Total RNA was extracted from transfected cells and cDNA was generated using High-Capacity cDNA Reverse Transcription kit (Applied Biosystems) and the expression of pregenomic RNA (pgRNA), PreS1 and PreS2 transcripts were determined by Real-Time PCR using specific primers (Supplementary Table S2) and SYBR Green Master mix. The cycling conditions consisted of an initial step at 95 °C for 10 min followed by 40 cycles of 95 °C for 25 sec, 56 °C for 25 sec and 72 °C for 25 sec (with fluorescence acquisition). Amplification was followed by a melting curve analysis over a linear temperature increase (0.05 °C per sec) from 60 °C to 95 °C. All assays were performed in triplicates and the expression of Renilla luciferase was used to normalize the transfection efficiency. Additionally, the levels of intracellular HBV envelope proteins were determined by immunoblotting with mouse monoclonal anti-HBs primary antibody (anti-Ad/Ay; MyBioSource) while the extracellular HBsAg in culture supernatant was determined by ELISA using BeneSphera HBsAg Microwell ELISA kit.

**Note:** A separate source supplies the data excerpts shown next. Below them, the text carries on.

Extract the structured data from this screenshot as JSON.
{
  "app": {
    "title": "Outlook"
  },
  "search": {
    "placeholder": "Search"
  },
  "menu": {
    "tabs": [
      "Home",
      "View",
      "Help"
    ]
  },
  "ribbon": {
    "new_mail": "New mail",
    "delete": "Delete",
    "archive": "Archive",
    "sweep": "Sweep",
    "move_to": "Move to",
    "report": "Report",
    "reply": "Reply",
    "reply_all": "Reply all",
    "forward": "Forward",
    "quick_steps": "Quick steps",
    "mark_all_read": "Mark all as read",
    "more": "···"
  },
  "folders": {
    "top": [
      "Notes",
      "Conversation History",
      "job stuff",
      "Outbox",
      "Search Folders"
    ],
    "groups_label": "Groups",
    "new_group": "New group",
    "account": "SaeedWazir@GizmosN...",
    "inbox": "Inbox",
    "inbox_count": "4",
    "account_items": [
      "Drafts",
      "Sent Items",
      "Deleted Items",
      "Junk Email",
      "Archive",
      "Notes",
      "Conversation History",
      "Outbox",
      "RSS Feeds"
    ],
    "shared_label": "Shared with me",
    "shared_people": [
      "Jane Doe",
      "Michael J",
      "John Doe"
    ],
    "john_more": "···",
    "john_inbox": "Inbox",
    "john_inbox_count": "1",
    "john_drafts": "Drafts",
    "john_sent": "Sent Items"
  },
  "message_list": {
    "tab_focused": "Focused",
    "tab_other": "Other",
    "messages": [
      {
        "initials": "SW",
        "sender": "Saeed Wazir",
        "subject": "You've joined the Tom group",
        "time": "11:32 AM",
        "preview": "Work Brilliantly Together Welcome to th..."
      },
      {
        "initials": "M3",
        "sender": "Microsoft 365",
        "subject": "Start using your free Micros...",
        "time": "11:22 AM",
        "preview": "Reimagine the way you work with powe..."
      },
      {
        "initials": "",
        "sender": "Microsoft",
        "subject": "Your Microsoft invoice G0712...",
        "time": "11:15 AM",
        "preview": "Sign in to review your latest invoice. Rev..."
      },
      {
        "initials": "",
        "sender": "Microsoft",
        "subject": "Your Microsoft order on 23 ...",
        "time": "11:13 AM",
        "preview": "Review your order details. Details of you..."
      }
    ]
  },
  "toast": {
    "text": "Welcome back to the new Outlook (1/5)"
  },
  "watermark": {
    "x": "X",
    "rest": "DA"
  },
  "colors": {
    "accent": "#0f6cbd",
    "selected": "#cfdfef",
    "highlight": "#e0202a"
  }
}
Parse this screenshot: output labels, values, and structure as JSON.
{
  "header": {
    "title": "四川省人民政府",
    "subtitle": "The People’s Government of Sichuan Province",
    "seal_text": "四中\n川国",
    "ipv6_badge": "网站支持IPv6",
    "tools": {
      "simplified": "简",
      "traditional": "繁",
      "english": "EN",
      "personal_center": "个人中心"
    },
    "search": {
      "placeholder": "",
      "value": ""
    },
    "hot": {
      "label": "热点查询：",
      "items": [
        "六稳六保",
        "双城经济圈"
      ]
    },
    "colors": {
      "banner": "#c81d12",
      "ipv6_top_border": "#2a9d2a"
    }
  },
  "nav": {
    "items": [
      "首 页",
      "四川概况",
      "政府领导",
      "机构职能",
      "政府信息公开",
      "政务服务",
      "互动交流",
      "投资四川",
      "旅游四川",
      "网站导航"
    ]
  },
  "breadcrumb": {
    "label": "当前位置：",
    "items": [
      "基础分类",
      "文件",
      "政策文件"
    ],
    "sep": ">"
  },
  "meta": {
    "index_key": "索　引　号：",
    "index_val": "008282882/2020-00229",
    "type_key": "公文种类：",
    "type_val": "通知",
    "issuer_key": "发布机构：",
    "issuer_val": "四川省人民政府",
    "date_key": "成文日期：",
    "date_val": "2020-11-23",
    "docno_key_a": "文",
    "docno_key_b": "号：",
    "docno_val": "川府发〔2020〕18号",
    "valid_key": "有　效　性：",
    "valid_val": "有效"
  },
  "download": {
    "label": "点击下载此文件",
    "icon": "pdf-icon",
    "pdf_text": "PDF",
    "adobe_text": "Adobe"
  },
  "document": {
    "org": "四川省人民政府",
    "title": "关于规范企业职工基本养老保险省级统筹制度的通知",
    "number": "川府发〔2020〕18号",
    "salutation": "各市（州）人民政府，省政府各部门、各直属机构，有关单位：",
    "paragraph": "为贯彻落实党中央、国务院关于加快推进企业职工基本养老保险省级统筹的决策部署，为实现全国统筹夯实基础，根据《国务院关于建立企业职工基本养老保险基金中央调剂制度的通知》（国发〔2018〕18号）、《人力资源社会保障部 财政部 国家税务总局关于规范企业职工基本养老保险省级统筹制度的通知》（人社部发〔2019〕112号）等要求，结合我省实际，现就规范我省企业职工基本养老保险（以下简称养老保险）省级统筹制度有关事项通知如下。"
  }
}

Dual luciferase reporter gene assay

The full-length, wild-type and mutant HBx-promoter and Enh-II regions were separately amplified from pJET-HBV-wt and from previously sequenced OHBV-DNA, using specific primers (Supplementary Table S2). The promoter-amplicons were inserted into the KpnI/XhoI sites of pGL3-Basic vector (Promega) to generate pGL3-B-HBx-promoter-wt and pGL3-B-HBx-promoter-mt constructs. The enhancer-II-amplicons were inserted at similar sites in pGL3-Promoter vector (Promega) to generate pGL3-P-wt-Enhancer-II and pGL3-P-mt-Enhancer-II. All constructs were verified by sequencing and co-transfected with pRL-CMV vector in Huh7 cells. In addition, the full-length promoter of GRP78 cloned in pGL3-Basic vector43 was transfected in Huh7 cells along with pRL-CMV vector and linear monomers wild-type or mutant-HBV (carrying Enh-II mutations as well as the combined PreS2 and X mutations). In all cases, after forty eight hours Firefly and Renilla luciferase activities were measured using Dual-Luciferase Reporter Assay kit (Promega) in luminometer.

Statistical analysis

Data were expressed as median (range) or mean ± standard deviation as appropriate. Statistical analysis was performed using GraphPad Prism 5.0. Fisher’s exact test was performed to make pairwise group comparisons of mutation frequencies. For all tests, p values < 0.05 was considered significant.

Nucleotide sequence accession numbers

The complete nucleotide sequences of 17 OHBV/D isolates are available in GenBank under accession numbers KU668433-KU668449.